Это Хулан. Она, как всегда, почти угадала его желание. Неважно, что не отдыха ему захотелось, а чего-то совсем другого. Он бы куда-нибудь пошел сейчас, совсем один, и чтобы под босыми ногами была мягкая, холодная от росы трава, и вскрикивали бы ночные птицы, взлетая из-под ног. Вышел из шатра. Дул сухой ветер. На небе слоились черные облака, невидимая луна высветляла их края, тускло светилась одинокая звезда. Почему-то вспомнил давний свой разговор с монахами-даосами. Тогда их суждения принял с усмешкой. Они ему показались не столько мудрыми, сколько забавными. А было, кажется, в тех суждениях что-то важное для него.

Он пошел по стану, и кешиктены – караульные двинулись за ним.

Досадливо махнул рукой – отстаньте. Нашел палатку Елюй Чу-цая, откинул полог, склонив голову, вошел внутрь. Потомок «железных» императоров лежал в постели с высоким изголовьем, читал книгу. Увидев хана, сбросил с груди одеяло. Пламя в светильнике заметалось вспугнутой бабочкой.

– Можешь не вставать, – сказал хан, сел на стопку книг, сложенных у постели. – Ты сведущ в учении даосов?

– Нет, великий хан. – Чу-цай поднялся, натянул халат, поставил перед ханом фарфоровую чашечку с чаем.

– Почему?

– Все науки один человек познать не может. На познание дао уходит жизнь. Это одно из самых великих учений.

– Долго ли живут даосы?

– Продолжительность их жизней зависит от двух вещей: от глубины познания сущего и неуклонного следования познанному. Сам Лао-цзы, великий учитель даосов, прожил, одни говорят, сто шестьдесят лет, другие – больше двухсот.
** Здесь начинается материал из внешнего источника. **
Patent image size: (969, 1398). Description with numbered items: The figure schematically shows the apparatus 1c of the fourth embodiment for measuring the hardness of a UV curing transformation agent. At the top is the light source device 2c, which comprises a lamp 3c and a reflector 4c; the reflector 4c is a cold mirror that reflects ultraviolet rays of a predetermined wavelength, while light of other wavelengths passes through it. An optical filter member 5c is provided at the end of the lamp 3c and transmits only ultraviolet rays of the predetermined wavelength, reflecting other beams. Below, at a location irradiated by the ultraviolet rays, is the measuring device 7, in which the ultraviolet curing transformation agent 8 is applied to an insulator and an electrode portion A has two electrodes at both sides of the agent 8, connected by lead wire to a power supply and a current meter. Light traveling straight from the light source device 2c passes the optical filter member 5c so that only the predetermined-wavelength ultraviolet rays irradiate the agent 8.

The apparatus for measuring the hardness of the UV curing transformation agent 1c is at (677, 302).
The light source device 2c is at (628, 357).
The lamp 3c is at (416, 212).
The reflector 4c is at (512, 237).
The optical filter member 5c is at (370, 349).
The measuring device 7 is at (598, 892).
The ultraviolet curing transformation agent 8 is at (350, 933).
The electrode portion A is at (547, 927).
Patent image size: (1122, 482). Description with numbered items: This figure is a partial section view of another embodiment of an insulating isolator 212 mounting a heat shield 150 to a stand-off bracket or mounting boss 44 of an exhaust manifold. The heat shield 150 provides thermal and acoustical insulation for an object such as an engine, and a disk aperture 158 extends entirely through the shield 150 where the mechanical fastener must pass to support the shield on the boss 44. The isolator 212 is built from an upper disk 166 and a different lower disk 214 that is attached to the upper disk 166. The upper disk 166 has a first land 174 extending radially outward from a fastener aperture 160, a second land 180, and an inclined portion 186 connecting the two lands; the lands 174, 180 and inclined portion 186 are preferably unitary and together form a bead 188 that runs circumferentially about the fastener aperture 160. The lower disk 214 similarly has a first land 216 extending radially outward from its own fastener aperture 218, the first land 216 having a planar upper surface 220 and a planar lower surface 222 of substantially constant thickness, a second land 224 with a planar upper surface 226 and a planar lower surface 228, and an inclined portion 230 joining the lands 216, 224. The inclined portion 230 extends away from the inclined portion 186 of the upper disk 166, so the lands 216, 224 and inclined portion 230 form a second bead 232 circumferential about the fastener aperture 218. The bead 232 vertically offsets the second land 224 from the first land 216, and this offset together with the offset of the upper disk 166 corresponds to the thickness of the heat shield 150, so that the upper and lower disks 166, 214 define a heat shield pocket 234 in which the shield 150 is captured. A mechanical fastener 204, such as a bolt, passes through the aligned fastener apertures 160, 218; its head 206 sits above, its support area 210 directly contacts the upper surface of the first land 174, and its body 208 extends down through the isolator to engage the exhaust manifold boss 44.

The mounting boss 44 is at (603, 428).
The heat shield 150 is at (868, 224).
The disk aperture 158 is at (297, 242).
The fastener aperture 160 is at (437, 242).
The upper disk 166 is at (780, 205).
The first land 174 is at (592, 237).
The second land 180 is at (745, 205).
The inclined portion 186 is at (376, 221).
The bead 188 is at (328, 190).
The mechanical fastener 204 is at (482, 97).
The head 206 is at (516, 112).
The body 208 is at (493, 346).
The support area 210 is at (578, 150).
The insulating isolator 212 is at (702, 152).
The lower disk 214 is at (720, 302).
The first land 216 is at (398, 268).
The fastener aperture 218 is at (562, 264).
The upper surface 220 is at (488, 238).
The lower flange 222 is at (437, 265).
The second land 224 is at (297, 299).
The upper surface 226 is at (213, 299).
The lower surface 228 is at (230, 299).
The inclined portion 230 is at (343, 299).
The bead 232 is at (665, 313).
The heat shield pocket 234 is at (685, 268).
– Не выдумка? – усомнился хан. – Хитры китайцы на всякие выдумки.

– Во всякой выдумке, великий хан, как в скорлупе ореха ядро, кроется истина. Достоверно, что даосы пробуют разгадать тайну бессмертия.

– Ну и как?

– Мне, непосвященному, нечего сказать, великий хан. – Чу-цай виновато моргнул, сжал в кулаке свою длинную и узкую, как хвост яка, бороду. – Об этом надо говорить с даосами.

– Я хочу видеть у себя самого знающего из них.

– Есть один мудрец. Но жив ли он, я не знаю. Пропасть человеку в такое… безвременье просто.

– Я повелел не трогать служителей богов. Его надо разыскать. Садись и пиши письмо.

– Может быть, найдем…

– Найти надо. Пиши письмо этому мудрецу.

Чу-цай разостлал на складном столике лист бумаги, придвинул тушь, осмотрел кисточку, бережно расправив острый пучок волос, вделанный в тонкую бамбуковую палочку.

– Что писать, великий хан?

– Письмо должно быть не повелением – просьбой. Повеление будет тебе. Завтра же пошли людей на быстрых конях. Они должны разыскать мудреца. Если понадобится, пусть перевернут весь Китай. За это дело ты отвечаешь головой.

Он выпил остывший чай и стал обдумывать письмо.

В шатре его поджидала Хулан. Она помогла раздеться. Погасив свечи, сказала из темноты:

– Ты дал Джучи такой большой удел…

По ее голосу, мягкому, воркующему, догадался – неспроста говорит это.

Что-нибудь просить будет.

– Мне чужих владений не жалко.

– Я подумала о нашем с тобой сыне…

– Рановато думаешь. Улус я дал только Джучи. Я завоюю владения для всех моих сыновей. Кулкан не будет обижен. Ты не любишь Джучи – почему?

– Потому, что он не любит тебя.

Хан промолчал. Говорить об этом даже с Хулан не хотелось.